Eu realmente sou imortal. O Primeiro Amor Brilha Como Flores de Verão 2529 palavras 2026-04-01 14:20:16

Após ver Liu Changan partir, An Nuan soltou Han Zhizhi, receando que aquela garota maluca fosse atrás dele para gritar coisas como "cunhado", o que seria extremamente constrangedor.

— Esse rapaz tem um ar de limpeza e uma postura serena. — A professora Ling, uma mulher daquela idade, não avaliava as pessoas apenas pela aparência. Ao retirar o olhar das costas de Liu Changan, ela comentou com um sorriso para An Nuan.

— Que nada. Hoje ele treinou conosco e nem tomou banho, estava todo suado e com cheiro de suor — respondeu An Nuan, fingindo um desdém envergonhado.

— Então por que você estava colada nele desse jeito? — Han Zhizhi imediatamente desmascarou a amiga.

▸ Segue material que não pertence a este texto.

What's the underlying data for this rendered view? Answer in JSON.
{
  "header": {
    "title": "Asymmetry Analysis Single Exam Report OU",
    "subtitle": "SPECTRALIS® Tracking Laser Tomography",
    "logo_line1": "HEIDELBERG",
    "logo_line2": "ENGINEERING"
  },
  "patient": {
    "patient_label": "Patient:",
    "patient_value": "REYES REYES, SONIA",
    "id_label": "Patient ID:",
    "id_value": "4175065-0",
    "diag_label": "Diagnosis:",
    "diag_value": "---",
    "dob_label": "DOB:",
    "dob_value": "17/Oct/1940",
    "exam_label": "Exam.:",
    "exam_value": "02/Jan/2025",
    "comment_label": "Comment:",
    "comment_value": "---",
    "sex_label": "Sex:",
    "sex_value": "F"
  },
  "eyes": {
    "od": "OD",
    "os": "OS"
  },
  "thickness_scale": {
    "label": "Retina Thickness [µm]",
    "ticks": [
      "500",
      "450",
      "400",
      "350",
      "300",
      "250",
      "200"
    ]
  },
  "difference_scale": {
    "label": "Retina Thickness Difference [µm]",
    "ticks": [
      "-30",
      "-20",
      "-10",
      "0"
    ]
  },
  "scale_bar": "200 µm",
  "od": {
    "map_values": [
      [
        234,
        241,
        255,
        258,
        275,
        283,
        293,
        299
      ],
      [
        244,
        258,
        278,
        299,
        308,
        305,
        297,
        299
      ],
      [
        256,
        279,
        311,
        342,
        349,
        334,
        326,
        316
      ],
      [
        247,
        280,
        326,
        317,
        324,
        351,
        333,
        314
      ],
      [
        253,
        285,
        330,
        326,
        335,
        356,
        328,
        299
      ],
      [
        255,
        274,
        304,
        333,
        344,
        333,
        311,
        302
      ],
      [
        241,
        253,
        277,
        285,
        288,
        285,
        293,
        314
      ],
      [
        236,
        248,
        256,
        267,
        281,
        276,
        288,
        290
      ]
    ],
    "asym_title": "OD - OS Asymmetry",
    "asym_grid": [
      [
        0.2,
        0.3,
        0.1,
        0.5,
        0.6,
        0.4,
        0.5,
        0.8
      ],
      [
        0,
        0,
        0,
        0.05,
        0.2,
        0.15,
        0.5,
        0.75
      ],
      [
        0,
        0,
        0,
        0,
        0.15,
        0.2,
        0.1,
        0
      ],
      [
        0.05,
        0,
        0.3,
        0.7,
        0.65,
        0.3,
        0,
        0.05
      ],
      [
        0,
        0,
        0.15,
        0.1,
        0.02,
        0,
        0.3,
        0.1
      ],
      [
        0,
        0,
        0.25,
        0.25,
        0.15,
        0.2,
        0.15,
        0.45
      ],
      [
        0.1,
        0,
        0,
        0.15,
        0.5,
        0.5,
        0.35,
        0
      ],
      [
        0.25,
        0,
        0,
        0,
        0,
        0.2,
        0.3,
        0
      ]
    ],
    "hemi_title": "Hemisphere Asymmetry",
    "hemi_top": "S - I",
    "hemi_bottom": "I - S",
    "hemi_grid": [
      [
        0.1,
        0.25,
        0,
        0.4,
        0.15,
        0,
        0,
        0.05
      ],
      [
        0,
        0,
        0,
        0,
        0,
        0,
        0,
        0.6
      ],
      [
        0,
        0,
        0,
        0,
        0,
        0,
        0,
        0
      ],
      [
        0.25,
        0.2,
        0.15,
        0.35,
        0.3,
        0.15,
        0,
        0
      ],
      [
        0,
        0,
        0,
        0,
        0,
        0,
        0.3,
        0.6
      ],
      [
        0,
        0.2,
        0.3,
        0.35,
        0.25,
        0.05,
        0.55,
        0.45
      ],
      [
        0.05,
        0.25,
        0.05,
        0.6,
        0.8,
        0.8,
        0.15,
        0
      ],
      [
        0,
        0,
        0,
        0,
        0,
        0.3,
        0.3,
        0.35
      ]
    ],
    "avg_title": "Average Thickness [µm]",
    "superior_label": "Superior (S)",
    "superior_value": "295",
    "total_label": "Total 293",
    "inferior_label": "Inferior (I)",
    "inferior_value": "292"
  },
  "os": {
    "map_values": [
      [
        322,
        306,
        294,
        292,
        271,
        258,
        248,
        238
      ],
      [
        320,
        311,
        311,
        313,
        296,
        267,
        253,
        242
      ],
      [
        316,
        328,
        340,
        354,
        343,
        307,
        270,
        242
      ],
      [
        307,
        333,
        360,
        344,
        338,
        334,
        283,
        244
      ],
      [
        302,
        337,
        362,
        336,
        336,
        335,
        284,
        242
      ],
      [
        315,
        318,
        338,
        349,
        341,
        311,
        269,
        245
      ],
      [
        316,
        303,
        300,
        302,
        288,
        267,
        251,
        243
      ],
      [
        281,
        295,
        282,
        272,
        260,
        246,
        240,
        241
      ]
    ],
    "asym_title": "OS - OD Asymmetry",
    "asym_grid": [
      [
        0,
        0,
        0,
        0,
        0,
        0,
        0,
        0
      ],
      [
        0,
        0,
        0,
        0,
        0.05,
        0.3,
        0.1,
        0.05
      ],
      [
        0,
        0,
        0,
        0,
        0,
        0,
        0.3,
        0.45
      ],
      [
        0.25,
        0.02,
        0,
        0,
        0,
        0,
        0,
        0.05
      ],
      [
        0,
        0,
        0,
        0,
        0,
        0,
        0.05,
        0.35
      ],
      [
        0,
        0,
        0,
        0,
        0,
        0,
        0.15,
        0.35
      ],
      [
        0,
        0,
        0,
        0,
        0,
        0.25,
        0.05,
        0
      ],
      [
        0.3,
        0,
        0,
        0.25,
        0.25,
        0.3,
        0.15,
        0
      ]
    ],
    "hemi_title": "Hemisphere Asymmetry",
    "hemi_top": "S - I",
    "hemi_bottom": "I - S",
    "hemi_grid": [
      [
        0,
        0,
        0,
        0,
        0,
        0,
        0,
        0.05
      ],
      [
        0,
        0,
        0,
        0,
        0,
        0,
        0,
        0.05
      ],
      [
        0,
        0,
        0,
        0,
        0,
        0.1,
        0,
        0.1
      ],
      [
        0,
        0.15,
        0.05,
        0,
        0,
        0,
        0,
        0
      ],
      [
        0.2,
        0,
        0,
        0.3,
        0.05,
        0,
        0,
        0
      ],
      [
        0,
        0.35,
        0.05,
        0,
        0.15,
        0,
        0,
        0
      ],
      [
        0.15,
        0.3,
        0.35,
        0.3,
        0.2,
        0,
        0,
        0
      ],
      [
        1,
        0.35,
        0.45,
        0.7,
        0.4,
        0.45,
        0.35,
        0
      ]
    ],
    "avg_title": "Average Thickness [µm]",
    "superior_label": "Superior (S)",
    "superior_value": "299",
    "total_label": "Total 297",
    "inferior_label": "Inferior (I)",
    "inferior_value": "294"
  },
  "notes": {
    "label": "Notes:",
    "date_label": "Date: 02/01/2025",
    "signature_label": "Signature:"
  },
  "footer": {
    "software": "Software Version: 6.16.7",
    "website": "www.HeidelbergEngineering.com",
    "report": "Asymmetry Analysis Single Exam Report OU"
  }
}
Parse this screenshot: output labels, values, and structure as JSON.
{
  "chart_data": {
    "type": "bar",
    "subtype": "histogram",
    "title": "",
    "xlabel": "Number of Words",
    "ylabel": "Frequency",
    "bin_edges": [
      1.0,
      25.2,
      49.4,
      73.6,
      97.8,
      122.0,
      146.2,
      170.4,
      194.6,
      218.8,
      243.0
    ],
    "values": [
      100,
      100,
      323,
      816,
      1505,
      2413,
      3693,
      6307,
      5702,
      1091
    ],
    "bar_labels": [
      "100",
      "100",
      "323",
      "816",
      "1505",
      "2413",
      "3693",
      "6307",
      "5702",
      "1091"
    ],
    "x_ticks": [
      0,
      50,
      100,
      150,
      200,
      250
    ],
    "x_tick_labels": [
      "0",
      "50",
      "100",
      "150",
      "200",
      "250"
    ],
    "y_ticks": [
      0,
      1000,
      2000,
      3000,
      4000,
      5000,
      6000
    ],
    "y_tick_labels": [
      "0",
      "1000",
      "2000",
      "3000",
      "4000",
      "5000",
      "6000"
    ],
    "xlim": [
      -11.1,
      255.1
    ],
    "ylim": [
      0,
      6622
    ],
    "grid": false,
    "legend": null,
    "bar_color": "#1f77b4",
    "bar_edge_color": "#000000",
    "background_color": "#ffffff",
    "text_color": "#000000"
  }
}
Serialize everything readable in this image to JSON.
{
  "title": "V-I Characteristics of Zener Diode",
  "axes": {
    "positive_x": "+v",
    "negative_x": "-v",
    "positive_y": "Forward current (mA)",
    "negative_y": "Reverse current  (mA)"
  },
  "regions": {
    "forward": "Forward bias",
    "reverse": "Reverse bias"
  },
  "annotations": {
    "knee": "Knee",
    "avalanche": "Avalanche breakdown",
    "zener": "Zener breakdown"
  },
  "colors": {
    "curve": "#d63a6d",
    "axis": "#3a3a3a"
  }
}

An Nuan não teve escolha a não ser dar um leve soco nela. Quando a própria Han Zhizhi se apaixonasse, não seria igual?

— É que ele caminha devagar demais. Veja, ele está andando há um tempão e mal saiu do lugar — observou a professora Ling.

— É porque agora ele está à toa. Mas aquele dia, quando aquele idiota cercou a Nuan, ele correu da margem leste à oeste do rio num piscar de olhos — Han Zhizhi ainda sentia uma ponta de inveja por ver um rapaz disposto a brigar por An Nuan e, ainda por cima, tornar-se seu namorado. Naquela época, An Nuan dizia que eram apenas bons amigos, mas, pelo que via hoje, o desejo dela havia se realizado.

— Que modo de falar é esse? — a professora Ling repreendeu, lançando um olhar severo para Han Zhizhi.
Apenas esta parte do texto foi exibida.